Sanctions & Enforcement (Conceptual)

  • Registration revocation or operational restrictions for serious violations
  • Administrative fines (range depends on breach type and severity)
  • Escalation to management liability in repeated or severe cases

MiCA Integration

MiCA introduces a unified CASP authorization regime across the EU, including defined service categories, capital requirements, safeguarding rules, governance expectations, and ICT risk controls. As Bulgaria aligns to MiCA, crypto businesses operating under an AML registration approach should plan for:

  • Capital thresholds: Typically €50k–€150k depending on CASP class
  • Governance uplift: fit-and-proper management, risk/compliance ownership, outsourcing controls
  • ICT & security: incident management, BCP/DR, and operational resilience standards
  • Safeguarding: client asset segregation, reconciliations, disclosures, and controls

Practical takeaway: Treat today’s AML registration as a bridge, not the end state—build MiCA-grade policies early to avoid a disruptive migration.

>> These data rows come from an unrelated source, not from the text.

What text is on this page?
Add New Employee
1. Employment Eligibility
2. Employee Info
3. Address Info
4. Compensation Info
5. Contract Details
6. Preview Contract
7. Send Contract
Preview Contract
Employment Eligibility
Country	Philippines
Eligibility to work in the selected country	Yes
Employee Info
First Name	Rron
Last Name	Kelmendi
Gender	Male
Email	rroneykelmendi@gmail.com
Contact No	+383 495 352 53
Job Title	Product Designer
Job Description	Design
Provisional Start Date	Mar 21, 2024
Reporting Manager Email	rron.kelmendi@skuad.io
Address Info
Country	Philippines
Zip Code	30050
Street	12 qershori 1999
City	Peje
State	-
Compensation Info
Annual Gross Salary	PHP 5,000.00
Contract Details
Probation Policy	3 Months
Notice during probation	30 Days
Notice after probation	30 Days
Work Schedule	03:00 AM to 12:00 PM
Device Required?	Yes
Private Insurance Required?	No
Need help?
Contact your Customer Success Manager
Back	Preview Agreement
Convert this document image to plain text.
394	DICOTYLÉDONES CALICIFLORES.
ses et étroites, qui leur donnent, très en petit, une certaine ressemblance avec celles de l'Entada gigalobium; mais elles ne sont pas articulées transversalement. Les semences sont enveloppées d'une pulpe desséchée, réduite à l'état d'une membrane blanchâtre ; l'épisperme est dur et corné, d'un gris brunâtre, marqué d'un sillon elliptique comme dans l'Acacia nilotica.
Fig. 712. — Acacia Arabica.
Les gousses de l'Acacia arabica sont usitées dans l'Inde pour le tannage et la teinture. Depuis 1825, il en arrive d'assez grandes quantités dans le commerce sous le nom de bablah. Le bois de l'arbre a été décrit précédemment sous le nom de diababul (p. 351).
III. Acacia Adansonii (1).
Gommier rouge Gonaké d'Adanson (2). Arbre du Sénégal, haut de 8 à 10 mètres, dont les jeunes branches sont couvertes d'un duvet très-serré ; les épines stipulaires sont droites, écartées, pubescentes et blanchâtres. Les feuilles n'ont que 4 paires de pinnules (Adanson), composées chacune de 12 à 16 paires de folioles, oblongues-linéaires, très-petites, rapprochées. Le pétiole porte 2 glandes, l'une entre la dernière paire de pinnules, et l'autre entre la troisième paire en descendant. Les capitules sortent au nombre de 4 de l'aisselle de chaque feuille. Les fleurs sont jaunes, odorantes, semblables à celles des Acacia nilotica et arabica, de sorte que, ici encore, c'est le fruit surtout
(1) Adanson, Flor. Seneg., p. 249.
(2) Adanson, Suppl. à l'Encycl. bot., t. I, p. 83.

CryptoWisely.io Commentary

Bulgaria is one of the EU’s most cost-efficient early-entry setups for crypto teams that need legal presence and AML-grounded operations fast.

Advantages: Low corporate friction, 10% corporate tax, and a straightforward AML registration logic.
Limitations: The AML model is not a full MiCA authorization—serious EU scaling still requires MiCA-grade governance, ICT, and safeguarding readiness.

CryptoWisely insight: Start lean under the AML regime, but build your “MiCA package” in parallel (ops manual, safeguarding map, ICT controls). That’s how Bulgaria becomes a strategic EU foothold rather than a short-term workaround.

Disclaimer: Informational only and not legal/tax advice. Always verify current SANS/FID expectations and the latest EU MiCA implementation guidance before proceeding.